Issakha Diallo, Et si la coopération internationale en santé nous était contée !
Notes de la rédaction
Ce compte rendu a été rédigé dans le prolongement de l’atelier d’écriture scientifique organisé à Conakry par le Centre de recherche et de formation en infectiologie de Guinée (Cerfig), entre janvier et mars 2021, auquel ont participé deux groupes d’étudiant·es et de jeunes chercheur·euses en sciences sociales et en santé publique. Animée par la rédactrice en chef de Lectures, cette formation a été financée par l’Ambassade de France en Guinée et a bénéficié du soutien de L’Harmattan Guinée.
Texte intégral
1Spécialiste expérimenté en santé publique, le professeur Issakha Diallo examine dans cet ouvrage l’histoire, l’évolution et les enjeux de la coopération internationale en matière de santé. Initiée après seconde guerre mondiale, la notion de coopération internationale a conduit à la création de l’institution onusienne qu’est l’Organisation mondiale de la santé (OMS). Définissant la santé comme « un état de complet bien-être physique, mental et social, qui ne consiste pas seulement en l’absence de maladies ou d’infirmité », l’OMS souligne qu’elle constitue une préoccupation majeure à l’échelle collective de notre « village planétaire ». Les grandes épidémies de choléra ou de peste, la pandémie du VIH Sida, l’épidémie de la maladie à virus Ebola et bien sûr la pandémie du coronavirus que nous vivons depuis début 2020 illustrent bien les risques sanitaires auxquels le monde ne cesse d’être confronté. Pour la plupart des pays en situation de crise sanitaire, la coopération internationale apparaît comme un recours indispensable. Les pays du Sud ont longtemps bénéficié d’une prise en charge sanitaire par les pays industrialisés, ce qui dans un premier temps pouvait s’inscrire dans une logique post-colonisation. Mais, pour l’auteur, cette situation n’est plus justifiable de nos jours. Il déplore notamment que, soixante ans après avoir acquis leur indépendance, les pays d’Afrique ne parviennent toujours pas à financer eux-mêmes leurs dépenses de santé – et d’éducation. Mais comment expliquer que le soutien que les pays industrialisés apportent aux pays du Sud depuis des années n’ait toujours pas permis de résorber l’écart entre les niveaux de santé respectifs de leurs populations ? Pour le comprendre, l’auteur retrace en quatre chapitres les origines de la coopération internationale, le fonctionnement de l’aide sanitaire internationale, les partenariats internationaux et l’avenir de la coopération internationale, mettant en évidence les points forts et les faiblesses des différents dispositifs.

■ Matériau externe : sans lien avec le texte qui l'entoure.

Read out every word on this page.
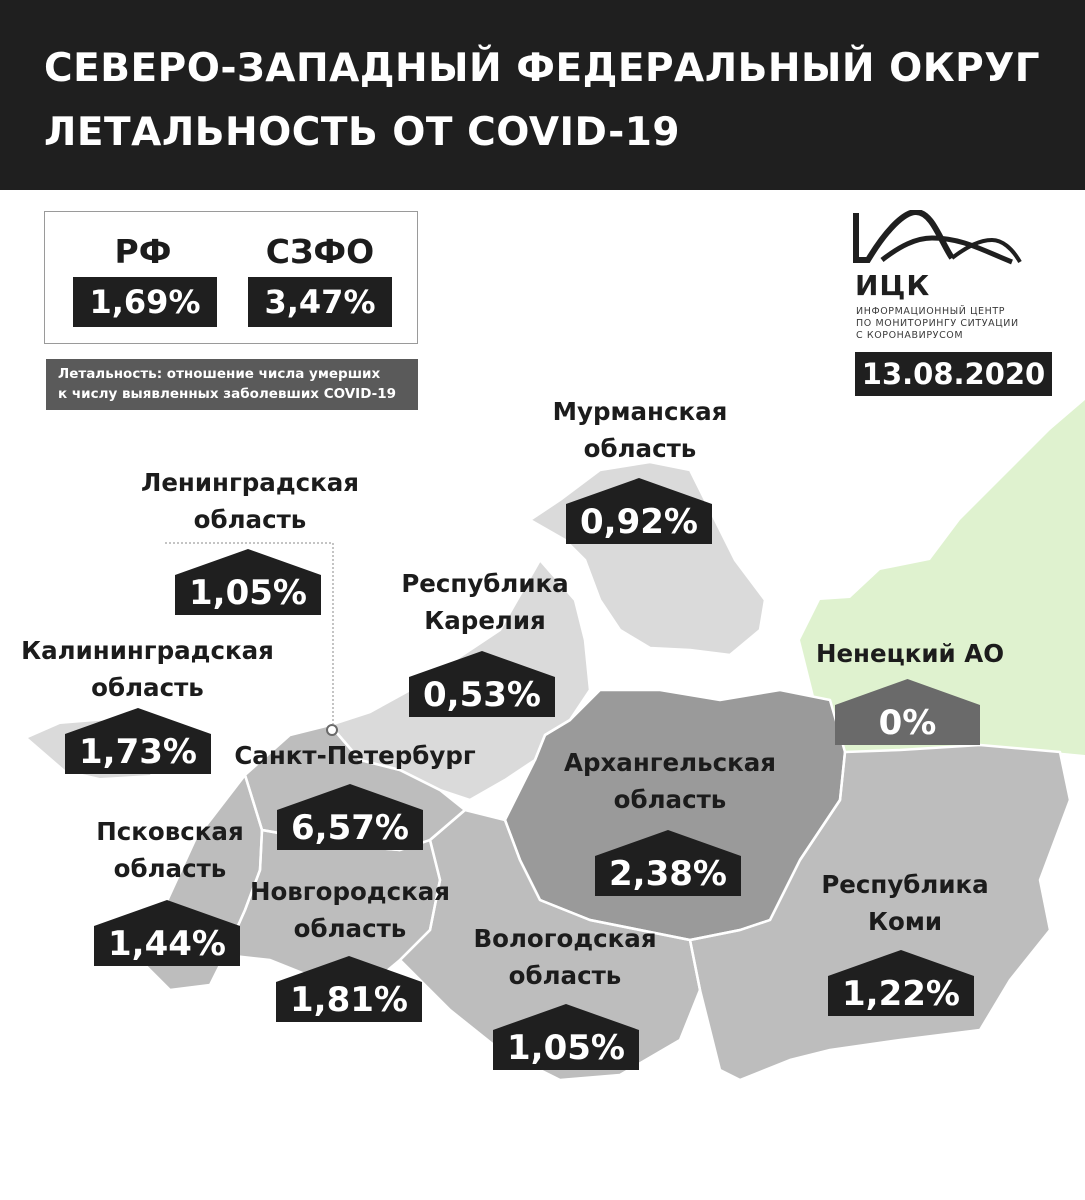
СЕВЕРО-ЗАПАДНЫЙ ФЕДЕРАЛЬНЫЙ ОКРУГ
ЛЕТАЛЬНОСТЬ ОТ COVID-19
РФ
1,69%
СЗФО
3,47%
Летальность: отношение числа умерших
к числу выявленных заболевших COVID-19
ИЦК
ИНФОРМАЦИОННЫЙ ЦЕНТР
ПО МОНИТОРИНГУ СИТУАЦИИ
С КОРОНАВИРУСОМ
13.08.2020
Мурманская
область
Ленинградская
область
Республика
Карелия
Ненецкий АО
Калининградская
область
Санкт-Петербург	Архангельская
область
Псковская
область
Новгородская
область
Республика
Коми
Вологодская
область
0,92%
1,05%
0,53%
0%
1,73%
6,57%
2,38%
1,44%
1,81%	1,22%
1,05%
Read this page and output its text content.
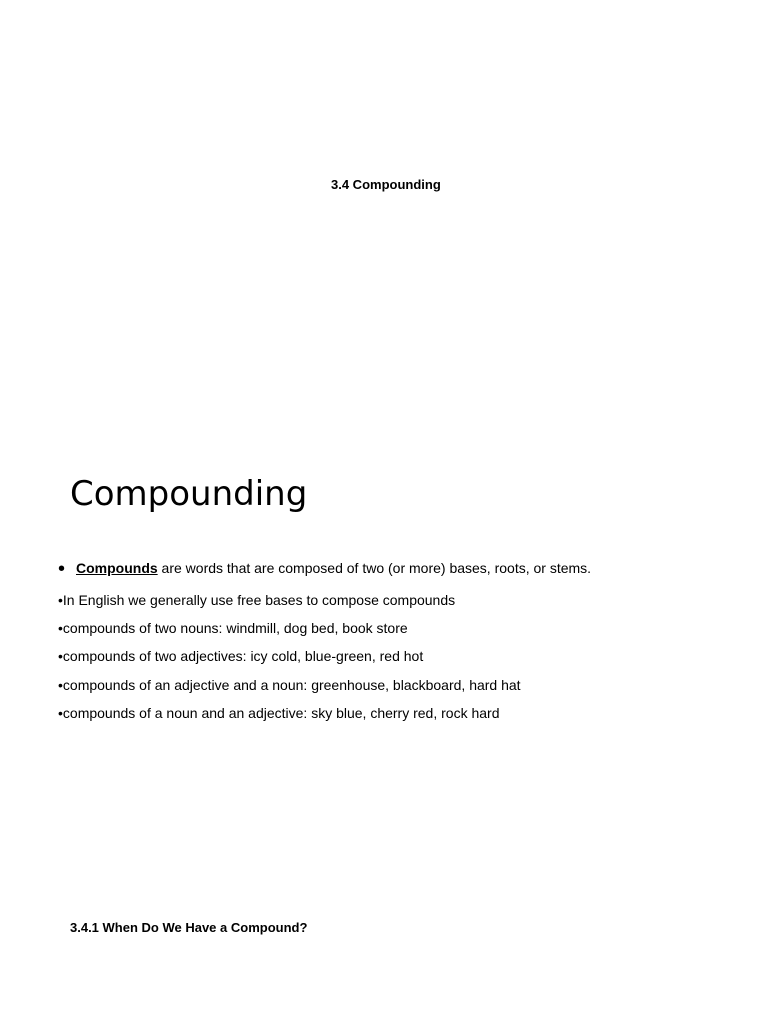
3.4 Compounding
Compounding
• Compounds are words that are composed of two (or more) bases, roots, or stems.
•In English we generally use free bases to compose compounds
•compounds of two nouns: windmill, dog bed, book store
•compounds of two adjectives: icy cold, blue-green, red hot
•compounds of an adjective and a noun: greenhouse, blackboard, hard hat
•compounds of a noun and an adjective: sky blue, cherry red, rock hard
3.4.1 When Do We Have a Compound?
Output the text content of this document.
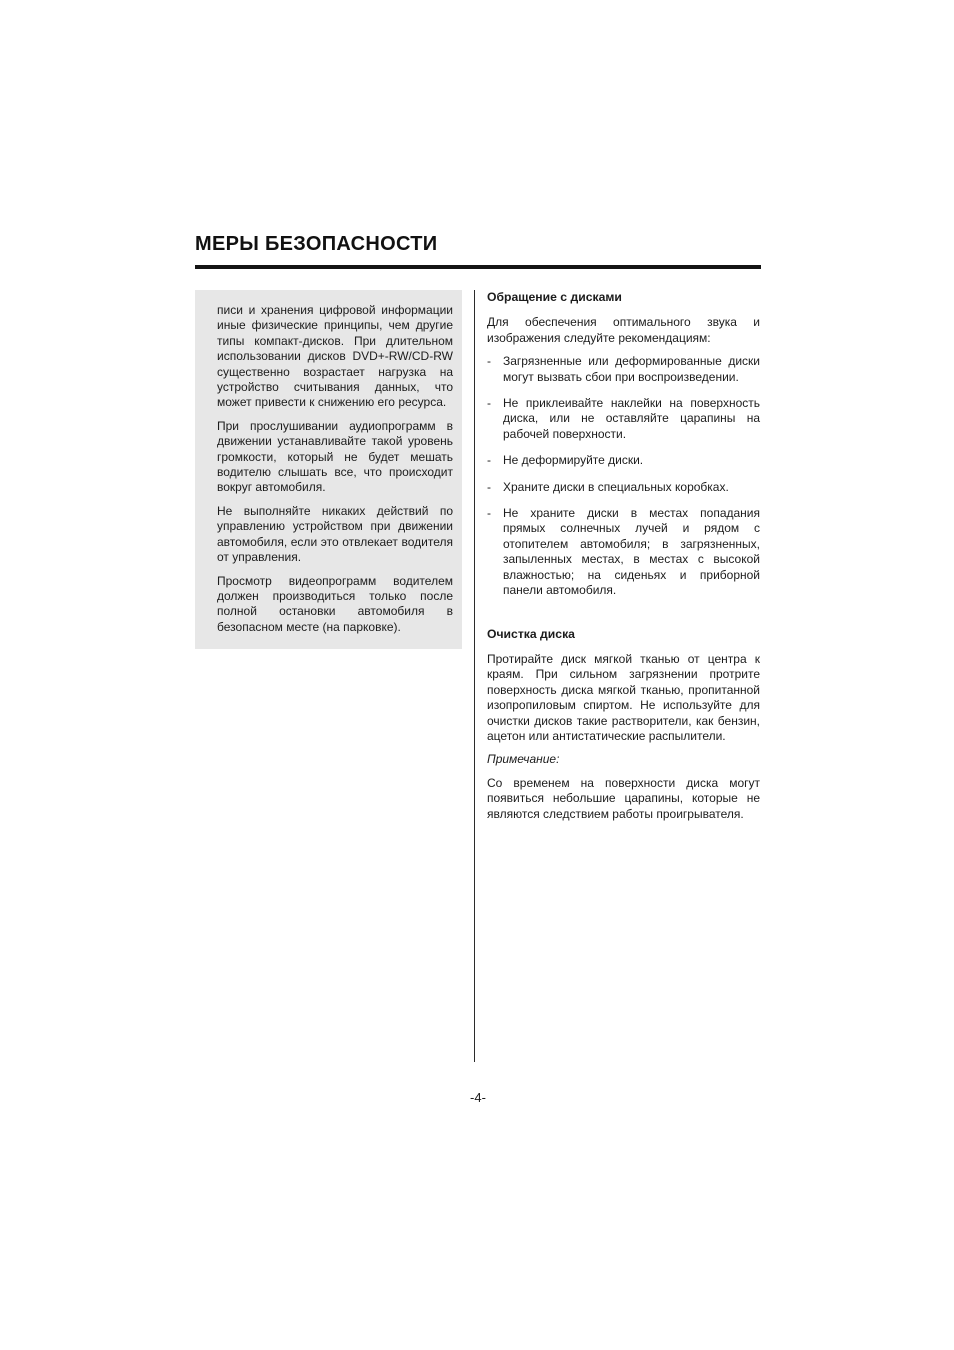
МЕРЫ БЕЗОПАСНОСТИ

писи и хранения цифровой информации иные физические принципы, чем другие типы компакт-дисков. При длительном использовании дисков DVD+-RW/CD-RW существенно возрастает нагрузка на устройство считывания данных, что может привести к снижению его ресурса.

При прослушивании аудиопрограмм в движении устанавливайте такой уровень громкости, который не будет мешать водителю слышать все, что происходит вокруг автомобиля.

Не выполняйте никаких действий по управлению устройством при движении автомобиля, если это отвлекает водителя от управления.

Просмотр видеопрограмм водителем должен производиться только после полной остановки автомобиля в безопасном месте (на парковке).

Обращение с дисками

Для обеспечения оптимального звука и изображения следуйте рекомендациям:

-	Загрязненные или деформированные диски могут вызвать сбои при воспроизведении.
-	Не приклеивайте наклейки на поверхность диска, или не оставляйте царапины на рабочей поверхности.
-	Не деформируйте диски.
-	Храните диски в специальных коробках.
-	Не храните диски в местах попадания прямых солнечных лучей и рядом с отопителем автомобиля; в загрязненных, запыленных местах, в местах с высокой влажностью; на сиденьях и приборной панели автомобиля.

Очистка диска

Протирайте диск мягкой тканью от центра к краям. При сильном загрязнении протрите поверхность диска мягкой тканью, пропитанной изопропиловым спиртом. Не используйте для очистки дисков такие растворители, как бензин, ацетон или антистатические распылители.

Примечание:

Со временем на поверхности диска могут появиться небольшие царапины, которые не являются следствием работы проигрывателя.

-4-
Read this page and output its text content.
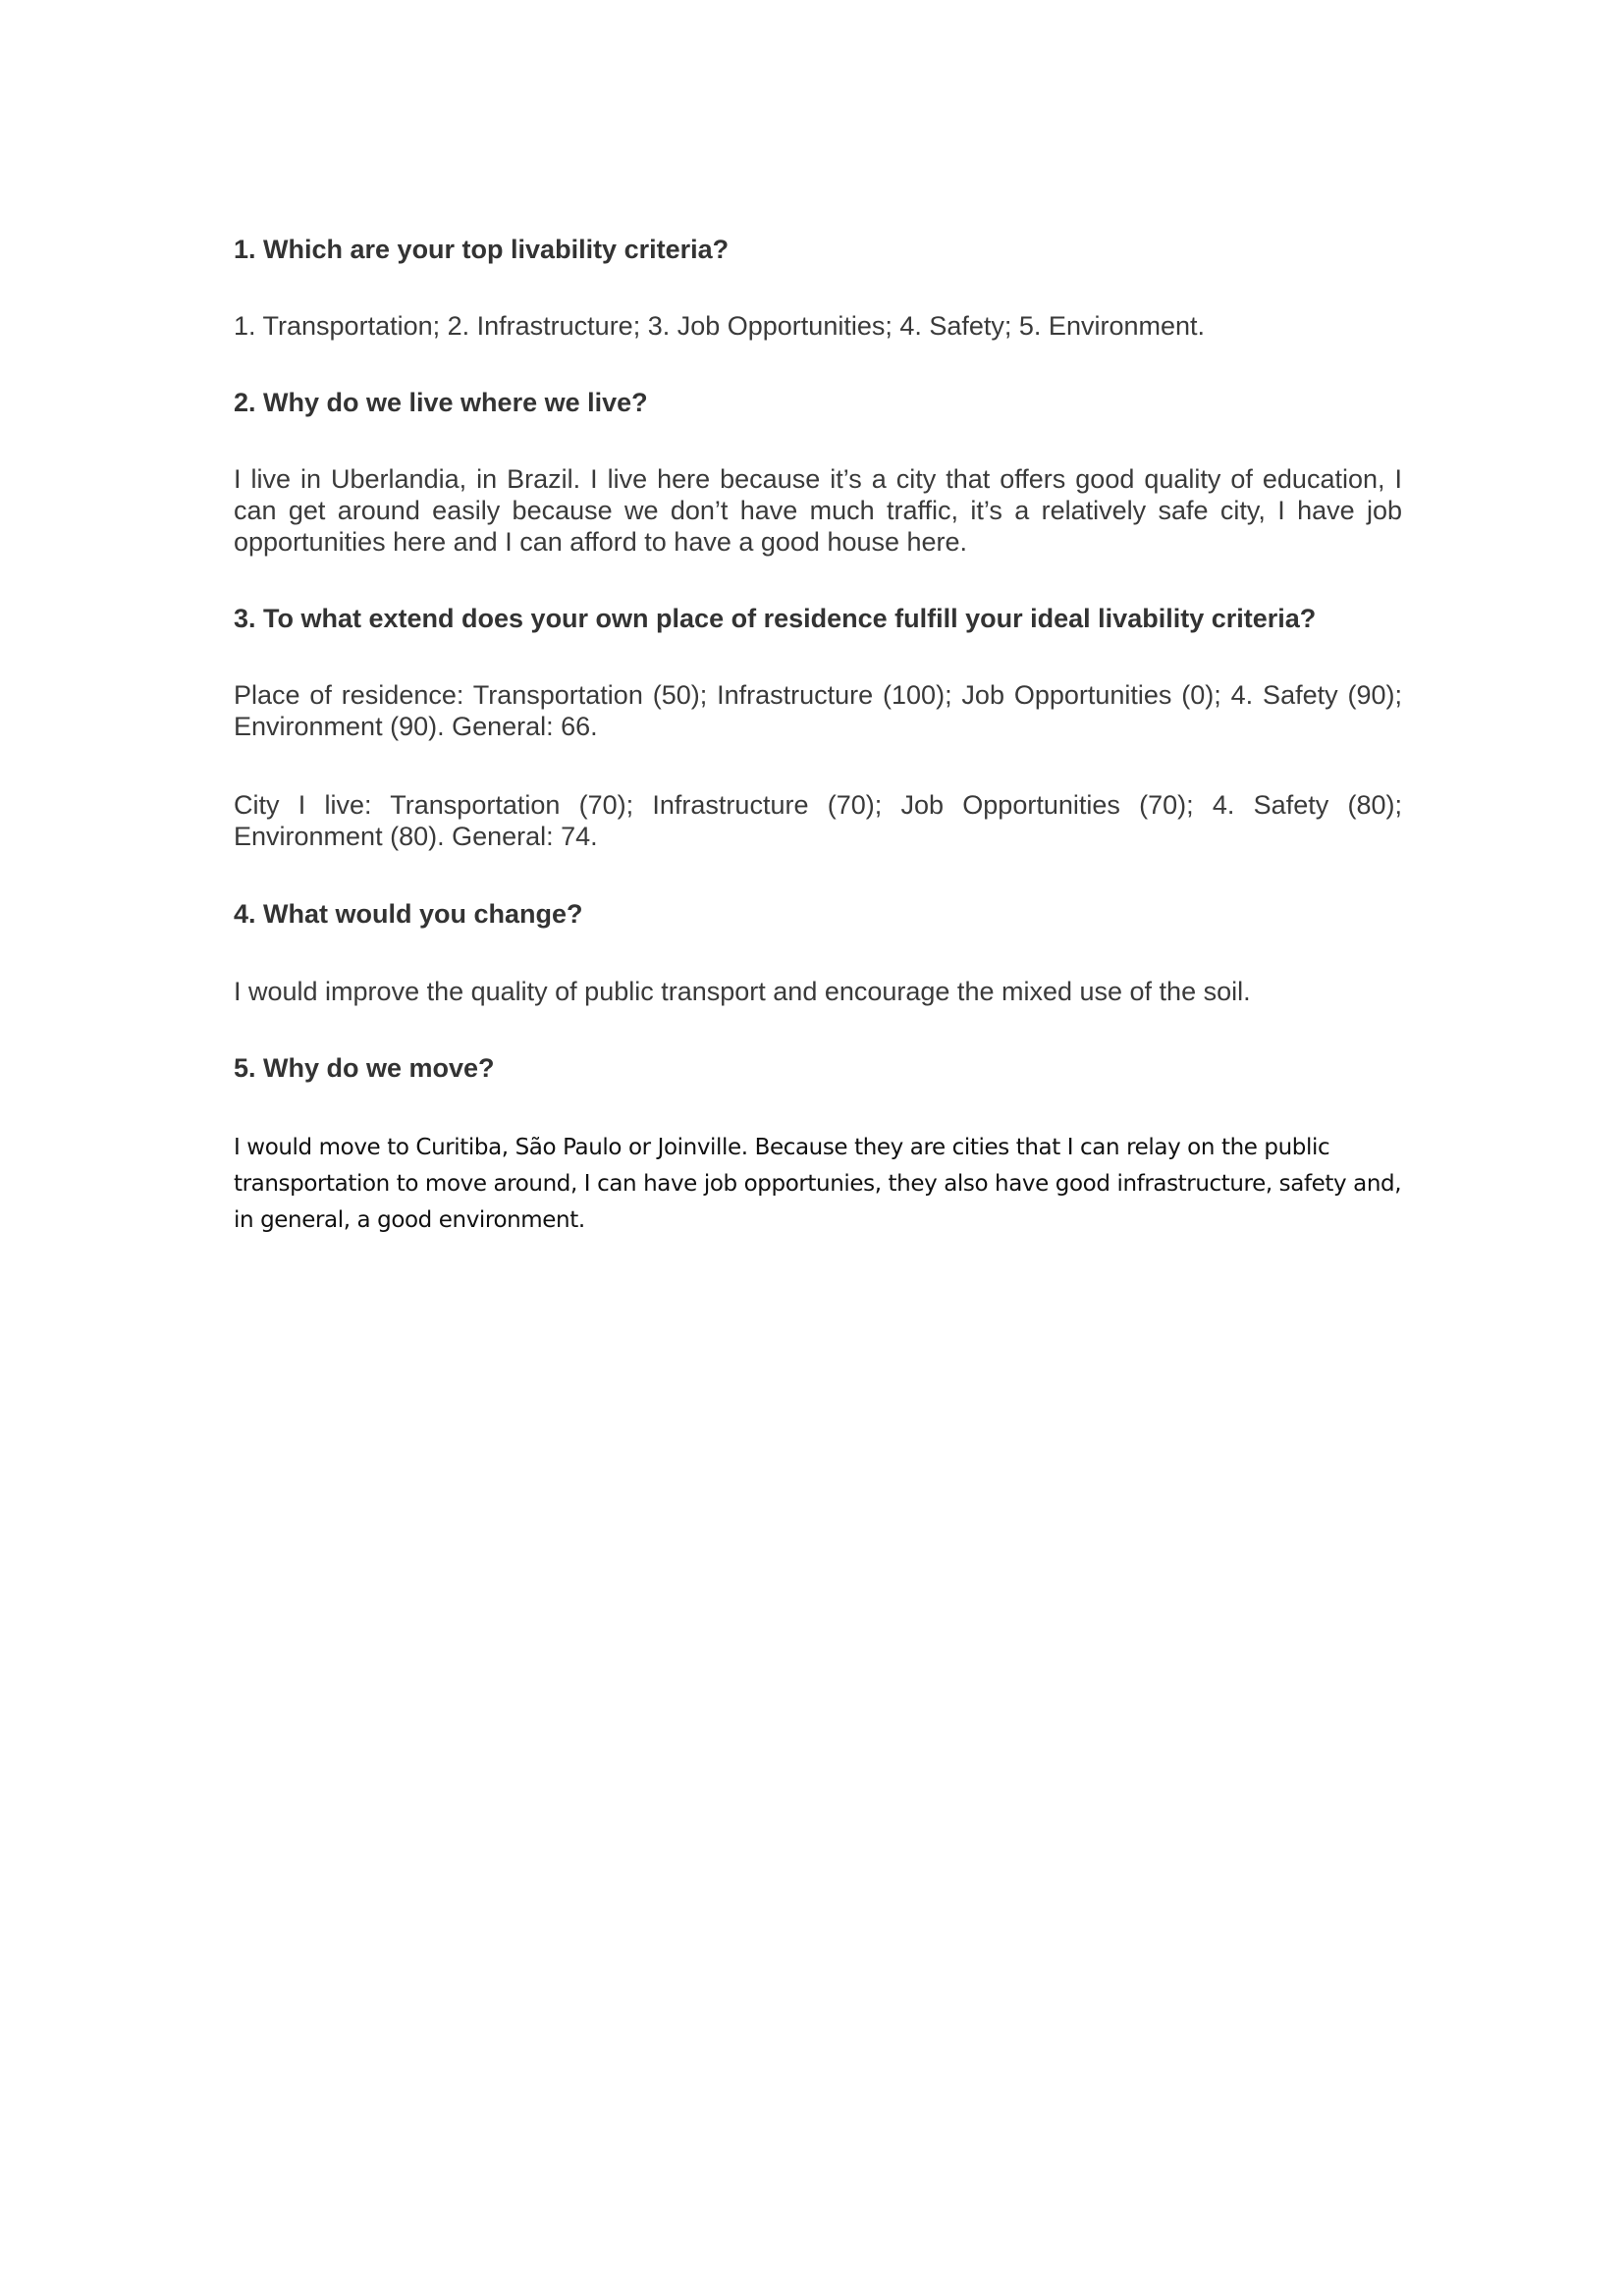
1. Which are your top livability criteria?

1. Transportation; 2. Infrastructure; 3. Job Opportunities; 4. Safety; 5. Environment.

2. Why do we live where we live?

I live in Uberlandia, in Brazil. I live here because it’s a city that offers good quality of education, I can get around easily because we don’t have much traffic, it’s a relatively safe city, I have job opportunities here and I can afford to have a good house here.

3. To what extend does your own place of residence fulfill your ideal livability criteria?

Place of residence: Transportation (50); Infrastructure (100); Job Opportunities (0); 4. Safety (90); Environment (90). General: 66.

City I live: Transportation (70); Infrastructure (70); Job Opportunities (70); 4. Safety (80); Environment (80). General: 74.

4. What would you change?

I would improve the quality of public transport and encourage the mixed use of the soil.

5. Why do we move?

I would move to Curitiba, São Paulo or Joinville. Because they are cities that I can relay on the public transportation to move around, I can have job opportunies, they also have good infrastructure, safety and, in general, a good environment.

2Le premier chapitre fait un bref retour historique pour rappeler que la santé et le développement ont été une préoccupation tout au long de la colonisation. Créée en 1948 comme agence de l’ONU, l’Organisation mondiale de la santé a inscrit dans sa constitution l’objectif d’« amener tous les peuples au niveau de santé le plus élevé possible ». Elle a instauré une coopération internationale qui s’exerce principalement entre pays industrialisés et les pays du Sud, et dans laquelle on peut aussi voir une forme d’emprise des premiers sur les seconds.
3Au vu de l’inégalité entre les besoins des pays développés et ceux des pays du Sud, il apparaît plus juste de parler d’« aide sanitaire » plutôt que de « coopération » en santé. Dans le deuxième chapitre, l’auteur s’interroge : est-ce la pauvreté qui est à l’origine du mauvais état des systèmes de santé dans les pays en voie de développement ou bien est-ce la défaillance des systèmes de santé qui engendre la pauvreté ? Le fait est que les pays du Sud ne placent pas la santé comme un objectif prioritaire de leurs politiques publiques, puisqu’elle ne contribue pas à leur développement économique. Ils allouent donc un budget réduit au secteur de la santé et attendent de la coopération internationale qu’elle vienne le renforcer, ce qui entérine le déséquilibre entre les pays qui donnent et ceux qui reçoivent les fonds.
4Dans le troisième chapitre, l’auteur soulève le problème de la gestion des budgets de santé. Certains pays du Nord se contentent d’allouer directement des fonds aux pays qu’ils aident. D’autres, comme les États-Unis, préfèrent envoyer leurs propres experts sur le terrain pour piloter la mise en œuvre de différents projets sanitaires. Des acteurs privés tels que la fondation Bill et Melinda Gates et d’autres institutions contribuent également à soutenir l’économie sanitaire des pays du Sud. Ces organisations viennent effectivement en renfort des États mais, selon l’auteur, l’efficacité de leurs approches reste encore à prouver. Plus largement, en dépit des différentes approches de partenariats déployées, l’Afrique n’est pas parvenue à atteindre les huit « objectifs du millénaire pour le développement » (OMD) qui avaient été fixés par l’ONU en 2000.
- 1 Dans un article récent, elle explique que « l’OMS contrôle à peine 20 % de son budget. Le reste se (...)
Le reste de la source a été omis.